Without a radical vision for its future, the old city is facing its third great abandonment. The first was the departure of wealth and industry from the Georgian city in the 19th century. The second was the removal of much of the working-class population to the new housing estates in the 20th century. The third will be the dwindling of the office-and-retail city in the 21st century.
It should also be borne in mind that maternity hospitals – an important part of the fabric of the inner city’s social and working life – are also moving out. The Rotunda will move to Blanchardstown; Holles Street to the St Vincent’s campus.
But there is also a historic opportunity to reinvigorate central Dublin. To grasp it, we have to begin with the most basic question: to whom should this place belong?
If the answer is, as it has been for so long, only to the people who can make fortunes out of it, the inner city is in possibly terminal trouble.
But there are other people who would be only too happy to occupy what is still, in spite of all the assaults it has endured, a beautiful place. There are people who want to live in it. There are small businesses that could thrive in it. And there are artists and cultural institutions that could restore its battered reputation as a global centre of creativity.
Depending on how it is defined, the city centre houses about 116,000 people. That’s actually fewer than it contained in 1750. The paradox is that some of the most beautiful residential real estate in Europe has almost no actual residents.
Cultural life
A study seven years ago found that only three houses on Merrion Square and eight houses on Fitzwilliam Square were actually lived in. Even that understated the scale of desertion, since some of these houses were only partially occupied.

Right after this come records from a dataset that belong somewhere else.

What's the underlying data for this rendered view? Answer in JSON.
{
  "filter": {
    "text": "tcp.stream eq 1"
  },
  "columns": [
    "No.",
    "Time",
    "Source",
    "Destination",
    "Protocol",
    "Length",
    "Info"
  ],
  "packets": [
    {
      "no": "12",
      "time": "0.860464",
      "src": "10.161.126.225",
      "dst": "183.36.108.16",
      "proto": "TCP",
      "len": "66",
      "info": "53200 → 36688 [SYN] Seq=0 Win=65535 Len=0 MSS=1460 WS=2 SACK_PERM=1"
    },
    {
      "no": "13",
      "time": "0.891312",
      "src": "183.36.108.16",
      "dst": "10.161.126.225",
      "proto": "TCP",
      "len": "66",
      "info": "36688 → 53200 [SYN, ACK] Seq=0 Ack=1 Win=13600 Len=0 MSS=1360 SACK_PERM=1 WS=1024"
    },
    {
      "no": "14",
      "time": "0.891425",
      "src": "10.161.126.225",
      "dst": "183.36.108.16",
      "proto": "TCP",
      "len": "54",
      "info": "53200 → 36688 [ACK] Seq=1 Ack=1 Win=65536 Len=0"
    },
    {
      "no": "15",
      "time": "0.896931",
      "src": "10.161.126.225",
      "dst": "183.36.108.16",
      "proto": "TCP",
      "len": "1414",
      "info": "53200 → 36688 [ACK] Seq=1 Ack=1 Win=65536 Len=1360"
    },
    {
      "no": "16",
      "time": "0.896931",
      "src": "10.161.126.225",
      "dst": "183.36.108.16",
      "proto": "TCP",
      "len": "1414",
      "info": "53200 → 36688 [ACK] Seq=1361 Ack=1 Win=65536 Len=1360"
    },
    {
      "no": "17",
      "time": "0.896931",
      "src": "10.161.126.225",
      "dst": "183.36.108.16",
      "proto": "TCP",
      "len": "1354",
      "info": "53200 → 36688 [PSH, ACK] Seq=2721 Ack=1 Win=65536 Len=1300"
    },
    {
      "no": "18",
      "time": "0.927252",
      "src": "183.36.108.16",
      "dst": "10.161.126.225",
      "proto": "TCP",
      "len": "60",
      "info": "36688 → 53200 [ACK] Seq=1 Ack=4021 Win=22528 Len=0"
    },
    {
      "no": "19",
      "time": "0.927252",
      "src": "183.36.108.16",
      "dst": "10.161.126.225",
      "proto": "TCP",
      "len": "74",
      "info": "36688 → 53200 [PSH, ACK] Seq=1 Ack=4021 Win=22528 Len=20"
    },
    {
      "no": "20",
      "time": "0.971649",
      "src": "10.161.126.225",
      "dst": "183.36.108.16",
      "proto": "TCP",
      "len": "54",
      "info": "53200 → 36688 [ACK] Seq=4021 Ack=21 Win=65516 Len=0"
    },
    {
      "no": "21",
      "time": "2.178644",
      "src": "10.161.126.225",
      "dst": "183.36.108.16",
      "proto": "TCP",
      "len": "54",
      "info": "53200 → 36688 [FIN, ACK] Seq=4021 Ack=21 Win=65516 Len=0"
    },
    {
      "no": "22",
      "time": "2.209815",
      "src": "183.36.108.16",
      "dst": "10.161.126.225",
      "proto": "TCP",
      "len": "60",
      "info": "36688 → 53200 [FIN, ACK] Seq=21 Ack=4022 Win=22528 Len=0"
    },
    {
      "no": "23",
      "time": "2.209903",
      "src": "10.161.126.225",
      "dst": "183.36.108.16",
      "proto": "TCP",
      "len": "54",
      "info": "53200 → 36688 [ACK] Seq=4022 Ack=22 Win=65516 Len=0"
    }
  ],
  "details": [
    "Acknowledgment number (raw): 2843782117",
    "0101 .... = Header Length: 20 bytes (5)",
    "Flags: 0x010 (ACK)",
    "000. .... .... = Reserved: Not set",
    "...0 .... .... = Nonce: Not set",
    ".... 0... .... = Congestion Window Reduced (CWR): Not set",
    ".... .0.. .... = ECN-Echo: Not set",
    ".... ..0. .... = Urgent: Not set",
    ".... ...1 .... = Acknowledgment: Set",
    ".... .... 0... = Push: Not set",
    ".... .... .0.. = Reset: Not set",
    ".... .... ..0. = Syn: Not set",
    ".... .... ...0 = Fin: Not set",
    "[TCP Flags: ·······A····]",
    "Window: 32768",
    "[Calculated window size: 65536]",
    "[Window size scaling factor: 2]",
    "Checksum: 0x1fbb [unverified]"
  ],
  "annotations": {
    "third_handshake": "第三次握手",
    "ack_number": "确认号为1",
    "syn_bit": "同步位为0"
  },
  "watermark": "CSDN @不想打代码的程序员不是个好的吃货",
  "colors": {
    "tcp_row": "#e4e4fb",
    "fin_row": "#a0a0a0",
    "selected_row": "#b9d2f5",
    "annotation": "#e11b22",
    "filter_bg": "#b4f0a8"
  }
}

Secondly, small shops have been largely driven out of the urban core by high rents and replaced by large retail chains that make much of inner Dublin look indistinguishable from any provincial English city.
Thirdly, the artistic and cultural life that is so crucial to the attractiveness of the centre city has been poorly served. On the one hand, long-mooted infrastructural projects, like the redevelopment of the Abbey Theatre, have repeatedly stalled. On the other, the informal infrastructure of small, cheap spaces has been squeezed relentlessly by commercial development.
What all this means, though, is that there is a great deal of warm blood that is ready to be infused into the old city.
The issue is not that 21st century Irish society has no use for this great relic of the Ascendancy. It is that the city has become increasingly unavailable for those uses. The trick, of course, is to make it accessible to those who want it.
This is not going to be done by market forces. In fact, it will require some very strong interventions to bring down the unsustainable rents that are making the city uninhabitable for so many people.
Nor, as the experience of the Parnell Square project shows, is it likely to be achieved by the City Council acting on its own.
What the city centre needs is a powerful and independent body that brings together local and national government, the Land Development Agency, the Housing Agency, the cultural sector and some of the brilliant architects that Dublin is currently blessed with. Above all, it needs ambitious and visionary leadership.
If it gets it, Dublin will not be, as the song claims, heaven. But it will be something rather better – one of the more liveable and likeable urban spaces on Earth.